The story is well-set in Turkey, a country that has spent a good many decades waffling between old world conservatism and first world modernity. Funny how the more macho and patriarchal a culture is, the more terrified it is of female sexuality.
Mustang tackles this head-on, exposing the cruel lengths certain male-dominated societies go to to preserve the “chastity” of the female gender. (Seriously, you haven’t experienced sexism until you’ve had your in-laws banging on the door of your honeymoon suite demanding bloody sheets as proof of your virginity. Ew. Just ew.)

Following their scandalous escapade on the beach, the girls’ house is transformed into “a wife factory.” They’re grounded, of course.
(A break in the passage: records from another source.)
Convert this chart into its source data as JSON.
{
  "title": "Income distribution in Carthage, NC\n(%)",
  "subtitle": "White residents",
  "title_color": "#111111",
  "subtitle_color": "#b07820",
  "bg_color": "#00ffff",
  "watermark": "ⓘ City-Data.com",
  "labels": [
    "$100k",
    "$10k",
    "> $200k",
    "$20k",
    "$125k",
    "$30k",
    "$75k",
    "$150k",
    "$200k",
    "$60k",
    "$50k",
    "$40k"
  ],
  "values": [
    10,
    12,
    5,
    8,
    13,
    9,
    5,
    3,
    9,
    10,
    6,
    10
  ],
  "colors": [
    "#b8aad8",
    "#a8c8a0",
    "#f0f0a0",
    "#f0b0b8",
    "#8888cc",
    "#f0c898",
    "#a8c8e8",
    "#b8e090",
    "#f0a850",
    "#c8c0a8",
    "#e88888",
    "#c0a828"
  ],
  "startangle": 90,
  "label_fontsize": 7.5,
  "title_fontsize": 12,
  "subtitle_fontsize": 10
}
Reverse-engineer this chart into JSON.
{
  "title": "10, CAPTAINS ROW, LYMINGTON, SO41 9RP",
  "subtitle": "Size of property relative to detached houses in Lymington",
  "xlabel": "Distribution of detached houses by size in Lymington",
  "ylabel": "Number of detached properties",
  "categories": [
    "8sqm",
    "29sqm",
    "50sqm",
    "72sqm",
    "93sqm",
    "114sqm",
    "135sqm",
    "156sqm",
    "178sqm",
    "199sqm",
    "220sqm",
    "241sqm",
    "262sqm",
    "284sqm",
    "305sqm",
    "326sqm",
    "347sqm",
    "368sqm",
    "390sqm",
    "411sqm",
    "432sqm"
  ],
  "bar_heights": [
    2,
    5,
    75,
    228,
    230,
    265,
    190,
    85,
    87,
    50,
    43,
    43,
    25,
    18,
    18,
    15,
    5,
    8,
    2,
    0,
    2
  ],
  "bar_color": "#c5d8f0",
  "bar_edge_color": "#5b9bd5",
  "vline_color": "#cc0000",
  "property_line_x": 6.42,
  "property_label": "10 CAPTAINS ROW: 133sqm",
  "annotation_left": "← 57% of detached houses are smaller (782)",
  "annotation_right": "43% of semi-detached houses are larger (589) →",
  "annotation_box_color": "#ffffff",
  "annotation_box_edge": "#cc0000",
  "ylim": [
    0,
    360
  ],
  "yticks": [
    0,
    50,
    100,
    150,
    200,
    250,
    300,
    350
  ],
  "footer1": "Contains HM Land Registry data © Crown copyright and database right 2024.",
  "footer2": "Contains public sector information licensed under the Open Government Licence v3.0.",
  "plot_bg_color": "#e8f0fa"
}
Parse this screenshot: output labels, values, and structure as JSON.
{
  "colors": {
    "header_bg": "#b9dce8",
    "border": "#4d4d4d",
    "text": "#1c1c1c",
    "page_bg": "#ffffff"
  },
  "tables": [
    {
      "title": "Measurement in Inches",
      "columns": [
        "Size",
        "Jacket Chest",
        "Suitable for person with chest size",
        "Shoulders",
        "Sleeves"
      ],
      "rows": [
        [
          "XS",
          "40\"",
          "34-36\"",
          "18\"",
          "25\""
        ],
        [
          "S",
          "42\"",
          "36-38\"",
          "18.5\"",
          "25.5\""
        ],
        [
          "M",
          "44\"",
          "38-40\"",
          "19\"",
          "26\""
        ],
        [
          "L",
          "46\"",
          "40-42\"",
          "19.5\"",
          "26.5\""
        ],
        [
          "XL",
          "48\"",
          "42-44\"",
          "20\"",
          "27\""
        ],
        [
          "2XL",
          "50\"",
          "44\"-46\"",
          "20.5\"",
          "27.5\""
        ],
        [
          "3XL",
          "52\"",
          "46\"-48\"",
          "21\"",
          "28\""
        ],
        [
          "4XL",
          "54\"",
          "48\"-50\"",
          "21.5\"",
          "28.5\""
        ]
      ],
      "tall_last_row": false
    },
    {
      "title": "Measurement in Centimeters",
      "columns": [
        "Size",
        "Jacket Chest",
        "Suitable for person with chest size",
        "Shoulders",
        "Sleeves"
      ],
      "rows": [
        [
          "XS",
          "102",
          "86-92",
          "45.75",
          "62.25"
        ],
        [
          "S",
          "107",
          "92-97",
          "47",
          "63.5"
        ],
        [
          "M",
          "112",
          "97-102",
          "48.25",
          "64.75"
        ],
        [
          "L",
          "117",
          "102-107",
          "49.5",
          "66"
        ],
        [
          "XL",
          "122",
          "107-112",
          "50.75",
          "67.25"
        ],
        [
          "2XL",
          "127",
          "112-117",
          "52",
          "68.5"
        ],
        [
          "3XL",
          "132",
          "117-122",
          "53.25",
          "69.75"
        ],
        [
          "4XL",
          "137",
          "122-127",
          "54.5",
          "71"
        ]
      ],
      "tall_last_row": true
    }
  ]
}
They’re relegated to shapeless, sexless dresses as well. And their grandmother sets up a bootcamp, teaching them how to cook and clean for their future husbands, because … well, what else is a girl good for? But burgeoning teenage sexuality comes despite the fervent wishes and best efforts of the adults around them. Free will bubbles to the surface, hormones arrive like clockwork and teenage rebellion rears its shaggy head, no matter the country or religious surroundings.

One day, weary of their segregation, the girls sneak out of the house to watch a soccer match. Ergüven stages the sequence as a giddy celebration of freedom—but it’s a short-lived sensation for the girls. When they return home, things only ratchet up for them. Metal bars are put up on all the windows, doors are locked and the five siblings find themselves in a prison far more literal than figurative. After that, the only thing left to do is start dealing the sisters out to potential local grooms like cards at a blackjack table.

This chain of hasty, arranged marriages threatens to break the one strength these girls have—the unity of their sisterhood. The film rarely chooses to differentiate the personalities of the sisters, but that’s to the advantage of the tale at hand. They are like a single, amorphous entity, barely capable of sustaining itself as its limbs are separated. The story is told, ultimately, from the perspective of the youngest of the sisters, Lale (Günes Sensoy). Well under the age of puberty, she’s years away from marriage and can only watch and wait as her sisters get picked off, one by one, like characters in an ’80s slasher film.

The five lead actresses have a natural, easy chemistry. Much credit goes to Ergüven, who captures them in a string of seemingly unguarded moments, simply trying to live their lives as kids despite the deprivations being heaped upon them. They are, by turns, restless, rambunctious, angry, playful, rebellious and unfazed by all that’s going on around them. The filmmaker even allows a few quick lightening flashes of black humor to punctuate the film, giving it some welcome moments of levity.

Like Coppola before her, Ergüven is a young, female director—and she seems uniquely suited to spin this exotic, coming-of-age yarn. She does so not by denying the sexuality, curiosity and desires of her underage characters, but by acknowledging them in a simple, honest way. The male take on budding female sexuality tends to be of the calculating, Lolita-ish variety. The female take on the same looks far more natural, an unavoidable organic outgrowth of chemistry and physiology. It is, in a word, quite innocent—at least until grown-ups start messing around with it, trying to stamp it out, contain it, commodify it or otherwise “adulterate” it.

Mustang may lack the ethereal poetry of The Virgin Suicides (in both book and movie form), but it’s a much more direct and emotional film. It both typifies and transcends a certain culture, prevalent around the world (and not just in the Middle East, either). Within this talking point Ergüven has created an engaging and occasionally playful drama about perceived transgressions, patriarchal repressions and the undeniable spirit of youth.